Dominikanische Republik

Die Dominikanische Republik ist ein mittelamerikanischer Inselstaat, der sich die Insel Hispaniola mit Haiti teilt. Die Nordküste des Landes, deren Klima tropisch mit hoher Luftfeuchtigkeit ist, liegt am Atlantik, die Südküste, die trockeneres Klima aufweist, bereits an der Karibik. Das ganze Jahr über können Urlauber auf warmes Wetter mit Temperaturen zwischen 20 und 30 Grad vertrauen. Die ideale Reisezeit für einen Urlaub in der Dominikanische Republik ist von November bis April, da es in dieser Zeit weniger regnet und die Temperaturen in der Regel unter 30 Grad bleiben.

Der Norden der Dominikanischen Republik: Puerto Plata

Zwischen Zuckerrohrplantagen und Tabakpflanzen in den Cordillera Central-Bergen findet man vielfach den versteinerten Harz-Bernstein, nach dem die Nordküste der Dominikanischen Republik benannt wurde: Costa de Ámbar.
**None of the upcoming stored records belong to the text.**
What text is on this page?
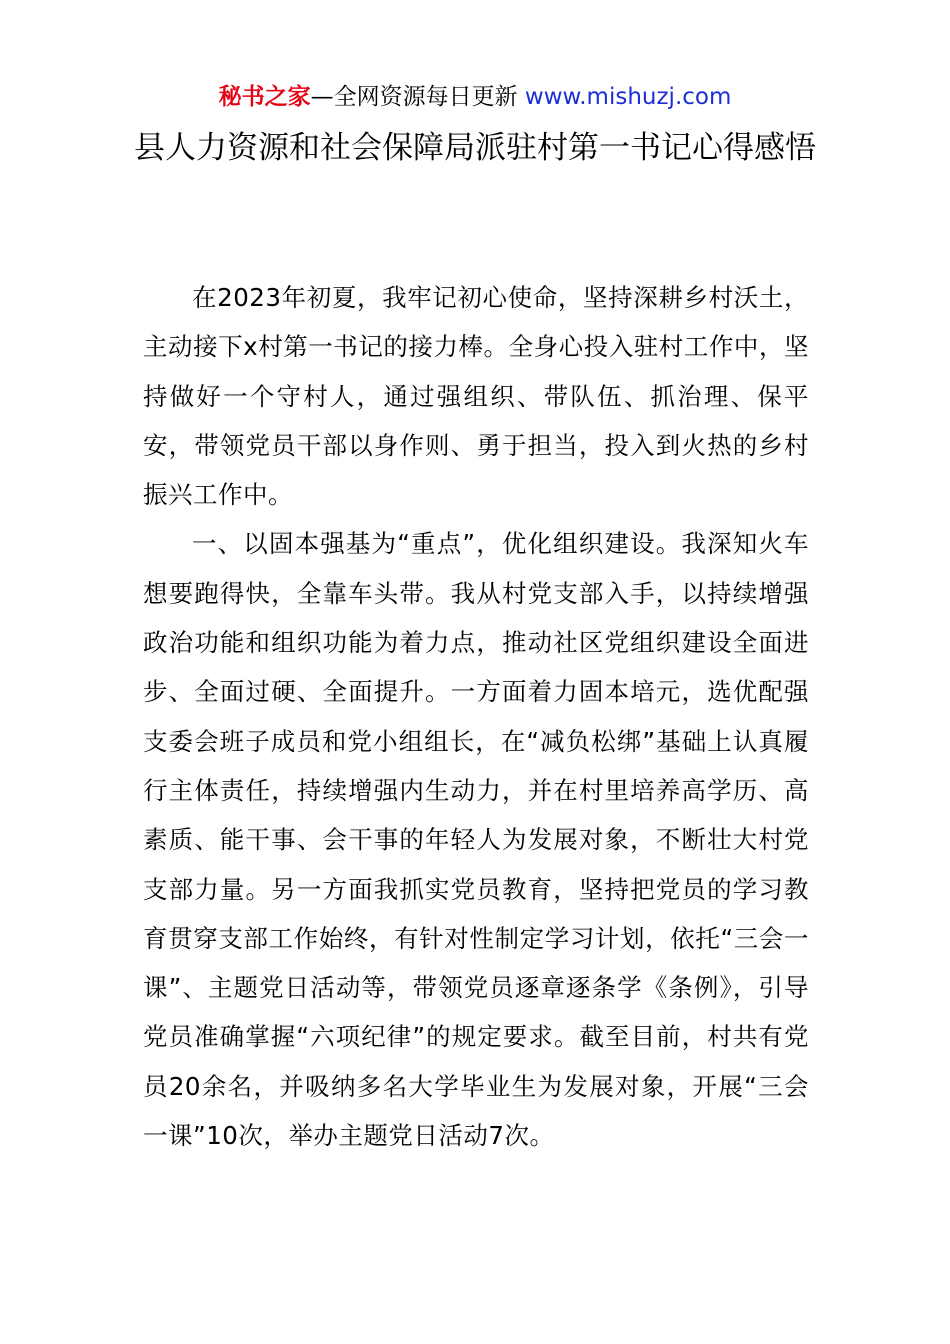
秘书之家—全网资源每日更新 www.mishuzj.com
县人力资源和社会保障局派驻村第一书记心得感悟

在2023年初夏，我牢记初心使命，坚持深耕乡村沃土，主动接下x村第一书记的接力棒。全身心投入驻村工作中，坚持做好一个守村人，通过强组织、带队伍、抓治理、保平安，带领党员干部以身作则、勇于担当，投入到火热的乡村振兴工作中。

一、以固本强基为“重点”，优化组织建设。我深知火车想要跑得快，全靠车头带。我从村党支部入手，以持续增强政治功能和组织功能为着力点，推动社区党组织建设全面进步、全面过硬、全面提升。一方面着力固本培元，选优配强支委会班子成员和党小组组长，在“减负松绑”基础上认真履行主体责任，持续增强内生动力，并在村里培养高学历、高素质、能干事、会干事的年轻人为发展对象，不断壮大村党支部力量。另一方面我抓实党员教育，坚持把党员的学习教育贯穿支部工作始终，有针对性制定学习计划，依托“三会一课”、主题党日活动等，带领党员逐章逐条学《条例》，引导党员准确掌握“六项纪律”的规定要求。截至目前，村共有党员20余名，并吸纳多名大学毕业生为发展对象，开展“三会一课”10次，举办主题党日活动7次。
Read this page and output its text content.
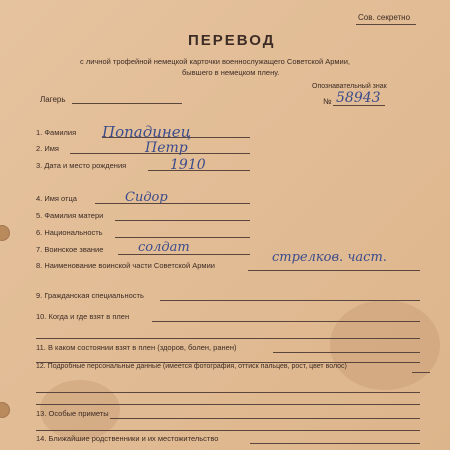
Сов. секретно
ПЕРЕВОД
с личной трофейной немецкой карточки военнослужащего Советской Армии,
бывшего в немецком плену.
Опознавательный знак
№ 58943
Лагерь
1. Фамилия Попадинец
2. Имя	Петр
3. Дата и место рождения	1910
4. Имя отца	Сидор
5. Фамилия матери
6. Национальность
7. Воинское звание	солдат
8. Наименование воинской части Советской Армии
стрелков. част.
9. Гражданская специальность
10. Когда и где взят в плен
11. В каком состоянии взят в плен (здоров, болен, ранен)
12. Подробные персональные данные (имеется фотография, оттиск пальцев, рост, цвет волос)
13. Особые приметы
14. Ближайшие родственники и их местожительство
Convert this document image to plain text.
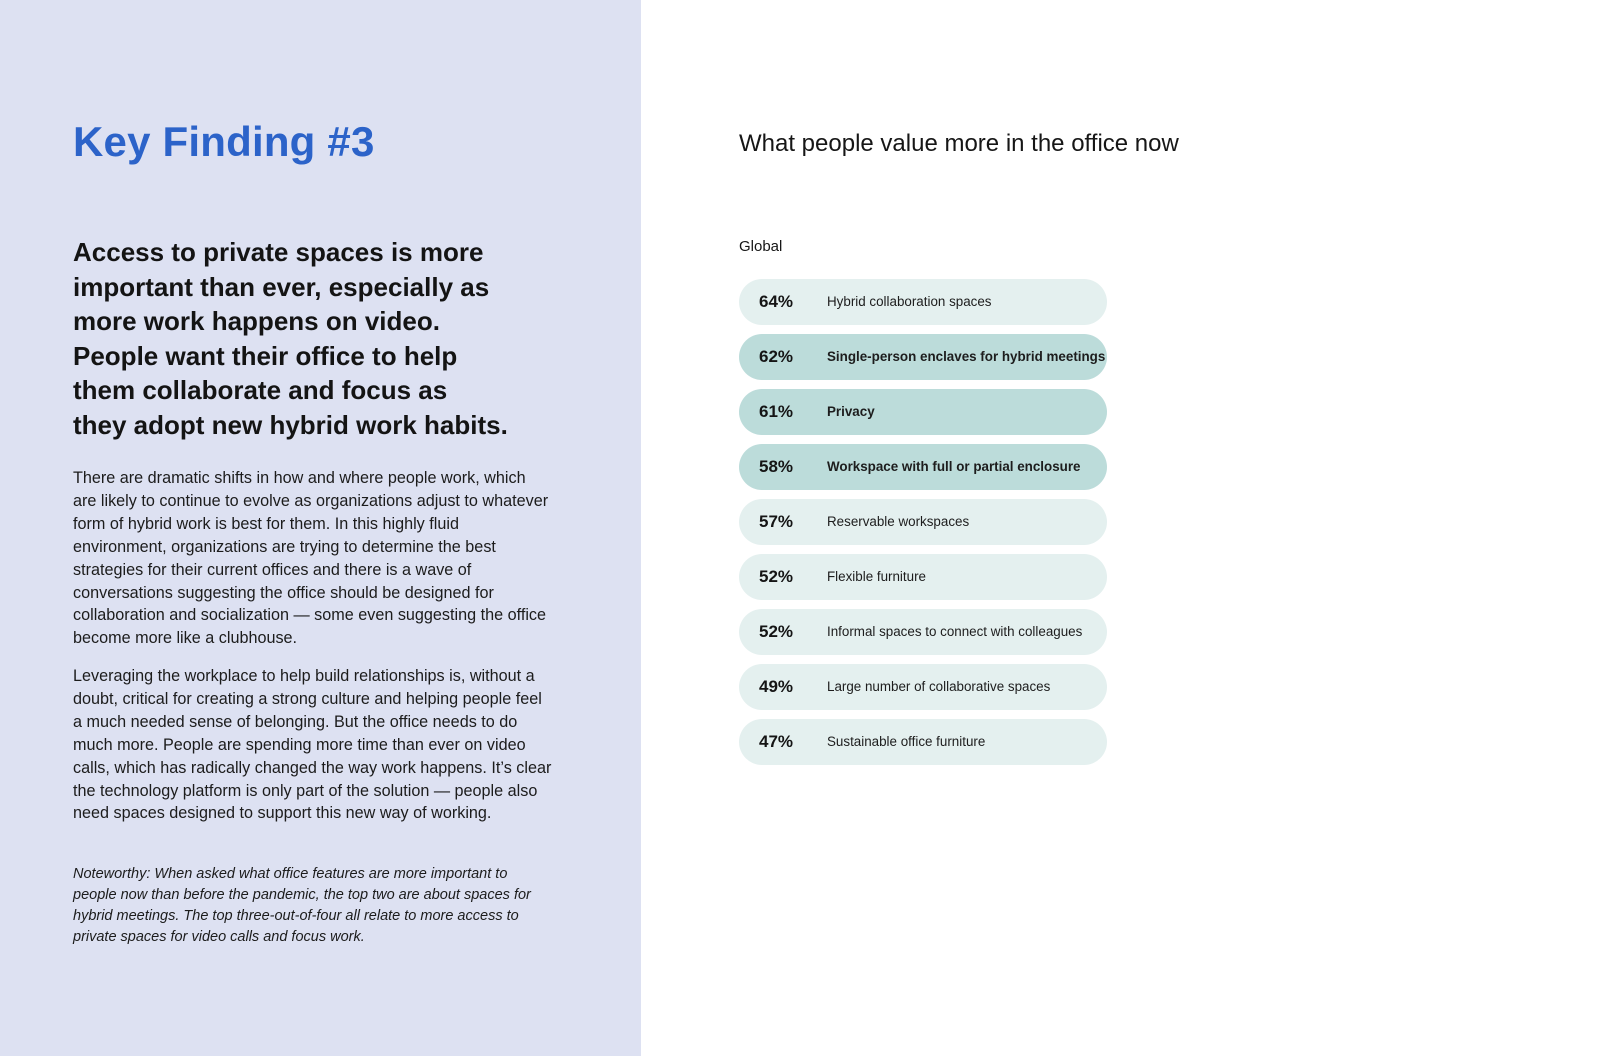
Key Finding #3

Access to private spaces is more
important than ever, especially as
more work happens on video.
People want their office to help
them collaborate and focus as
they adopt new hybrid work habits.

There are dramatic shifts in how and where people work, which are likely to continue to evolve as organizations adjust to whatever form of hybrid work is best for them. In this highly fluid environment, organizations are trying to determine the best strategies for their current offices and there is a wave of conversations suggesting the office should be designed for collaboration and socialization — some even suggesting the office become more like a clubhouse.

Leveraging the workplace to help build relationships is, without a doubt, critical for creating a strong culture and helping people feel a much needed sense of belonging. But the office needs to do much more. People are spending more time than ever on video calls, which has radically changed the way work happens. It’s clear the technology platform is only part of the solution — people also need spaces designed to support this new way of working.

Noteworthy: When asked what office features are more important to people now than before the pandemic, the top two are about spaces for hybrid meetings. The top three-out-of-four all relate to more access to private spaces for video calls and focus work.

What people value more in the office now
Global
64%	Hybrid collaboration spaces
62%	Single-person enclaves for hybrid meetings
61%	Privacy
58%	Workspace with full or partial enclosure
57%	Reservable workspaces
52%	Flexible furniture
52%	Informal spaces to connect with colleagues
49%	Large number of collaborative spaces
47%	Sustainable office furniture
Am Fuß des fast 800 Meter hohen Pico Isabel de Torres, auf den eine Seilbahn hinaufführt, liegt die Küste der Stadt Puerto Plata, die ein dichtes Netz an Stränden, Resorts (z.B. Playa Dorada, Costa Dorada) und Hotels aufweisen kann. Das ehemalige Schmugglerstädtchen lockt heute mit prächtig bunten Holzhäusern, die noch aus der Kolonialzeit stammen. Die aus dem 16. Jahrhundert stammende Festung Fortaleza San Felipe beherbergt heute ein Museum und ragt mit ihren Türmchen und Bastionen hoch über Hafen und Stadt von Puerto Plata hinaus.

Der Osten der Dominikanischen Republik: Punta Cana

Namensgeber der Punta Cana sind die zahlreichen Cana-Palmen, die an der Südostküste der Dominikanischen Republik gedeihen. Daneben laden endlos lange weiße Traumstrände sowie die Karibik zu Erholung und Abenteuer, sonnenbaden und Wassersport ein. Das lange Korallenriff vor der Küste lockt Taucher und Schnorchler aus aller Welt an. Dazu sorgen die zahlreichen Einkaufsmöglichkeiten sowie die Spezialitäten-Restaurants für Abwechslung. In Punta Cana haben diverse Hotelketten eine Vielzahl an All Inclusive-Resorts aufgebaut, die meistens aus mehreren einzelnen Hotels bestehen.

Der Süden der Dominikanischen Republik: Santo Domingo und La Romana

Die Stadt Santo Domingo ist die Hauptstadt der Dominikanischen Republik und mit rund drei Millionen Einwohnern auch die größte des Inselstaates. Hier steht unter anderem die älteste Kathedrale Amerikas, die Basilica Menor de la Virgen de la Anunciación aus dem Jahr 1540. Das Vizekönigliche Museum kann heute im 1514 fertiggestellten Palast Alcázar de Colón besucht werden. Die Fortaleza Ozama ist die älteste Festung in Amerika und stammt aus dem 16. Jahrhundert. Santo Domingo ist ein wichtiges Bildungszentrum. Zwischen Santo Domingo und Punta Cana liegt die viertgrößte Stadt der Dominikanischen Republik: La Romana. Von La Romana aus starten zahlreiche Kreuzfahrten unter anderem zur Transatlantik-Route sowie zu den Nördlichen und Südlichen Antillen.